La problemática de la Desnutrición Materno Infantil en América Latina y el Caribe

 

La alimentación y la nutrición son elementos muy importantes para promover y mantener la buena salud.El hambre y la desnutrición siguen siendo uno de los principales problemas que dominan la situación sanitaria de los países pobres.

La región de América Latina y el Caribe está caracterizada por las grandes inequidades en relación con la pobreza y como resultado de ello los promedios no dejan visualizar la real situación. Se estima que aproximadamente un 9% (1,1 millones de niños) de los nacimientos corresponden a niños con bajo peso al nacer y que la desnutrición materna, el crecimiento intrauterino retardado y la anemia por deficiencia de hierro juegan un papel fundamental en su aparición.

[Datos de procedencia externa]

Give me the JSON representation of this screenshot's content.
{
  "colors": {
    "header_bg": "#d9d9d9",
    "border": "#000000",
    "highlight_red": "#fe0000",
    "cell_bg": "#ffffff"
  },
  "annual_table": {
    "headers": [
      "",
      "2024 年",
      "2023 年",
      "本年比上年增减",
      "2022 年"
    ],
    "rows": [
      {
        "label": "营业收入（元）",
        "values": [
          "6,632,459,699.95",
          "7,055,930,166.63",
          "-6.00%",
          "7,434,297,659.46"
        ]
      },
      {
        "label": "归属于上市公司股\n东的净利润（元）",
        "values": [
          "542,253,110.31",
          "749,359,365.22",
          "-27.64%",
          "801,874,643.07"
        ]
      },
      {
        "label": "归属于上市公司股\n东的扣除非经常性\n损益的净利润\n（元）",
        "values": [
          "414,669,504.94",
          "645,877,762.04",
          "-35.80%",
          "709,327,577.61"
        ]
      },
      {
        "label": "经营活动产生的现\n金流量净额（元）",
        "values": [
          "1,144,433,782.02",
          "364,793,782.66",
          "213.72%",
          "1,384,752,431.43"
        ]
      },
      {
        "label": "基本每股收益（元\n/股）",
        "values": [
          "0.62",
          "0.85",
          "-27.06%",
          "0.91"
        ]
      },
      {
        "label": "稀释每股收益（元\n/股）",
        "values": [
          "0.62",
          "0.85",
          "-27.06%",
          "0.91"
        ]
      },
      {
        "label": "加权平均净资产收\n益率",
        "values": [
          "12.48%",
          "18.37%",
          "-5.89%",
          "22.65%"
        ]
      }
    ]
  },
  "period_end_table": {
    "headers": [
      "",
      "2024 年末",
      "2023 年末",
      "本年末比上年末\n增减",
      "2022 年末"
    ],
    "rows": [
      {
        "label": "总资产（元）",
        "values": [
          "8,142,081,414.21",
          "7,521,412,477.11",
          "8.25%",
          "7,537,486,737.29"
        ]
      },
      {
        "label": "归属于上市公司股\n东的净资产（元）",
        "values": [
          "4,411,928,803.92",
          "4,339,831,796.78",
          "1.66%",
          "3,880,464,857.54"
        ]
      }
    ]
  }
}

Casi el 50% de las defunciones que ocurren cada año en menores de 5 años están asociadas a la insuficiencia ponderal y esta afecta al 7% de los menores de 5 años aunque hay países de la región que triplican esta cifra. El 15% de los niños menores de 5 años tienen retraso del crecimiento en talla pero existe una polarización en algunos países con cifras cercanas al 50 % consideradas entre las más altas del mundo. La carencia de hierro es la de mayor dimensión en Las Américas, se estima que 4 de cada 10 embarazadas, 3 de cada 10 mujeres en edad fértil y de 4 a5 de cada 10 niños menores de 2 años padecen anemia por deficiencia de hierro, sus secuelas en las edades tempranas de la vida son en ocasiones irreversibles. Aunque se han tomando medidas estratégicas para prevenir la deficiencia de yodo todavía en la región un 14% de los hogares no consumen sal adecuadamente yodada y la carencia de yodo es la principal causa prevenible de lesiones cerebrales y retraso mental en el mundo. La carencia de vitamina A sigue constituyendo en algunos países de la región un problema, afecta el sistema inmunológico y la respuesta a las infecciones ocasionando el mayor daño en los niños desnutridos. Estas carencias de micronutrientes son consecuencias del hambre oculta o encubierta.

Paralelamente la obesidad aparece cada vez más como un problema que va cobrando dimensiones epidémicas y contribuye a la doble carga de malnutrición que se manifiesta en diversas fases del ciclo de vida lo que pone en evidencia que ambas formas de malnutrición no son excluyentes ni tampoco que en un mismo hogar pobre conviva un niño desnutrido con un adulto obeso. Solo cuando se comprenda que mejorar la nutrición es invertir en el desarrollo humano y económico y los responsables de decidir y trazar políticas estén mejor equipados para comprender esta situación podremos avanzar hacia la erradicación de la desnutrición y el hambre y cumplir los Objetivos de Desarrollo del Milenio.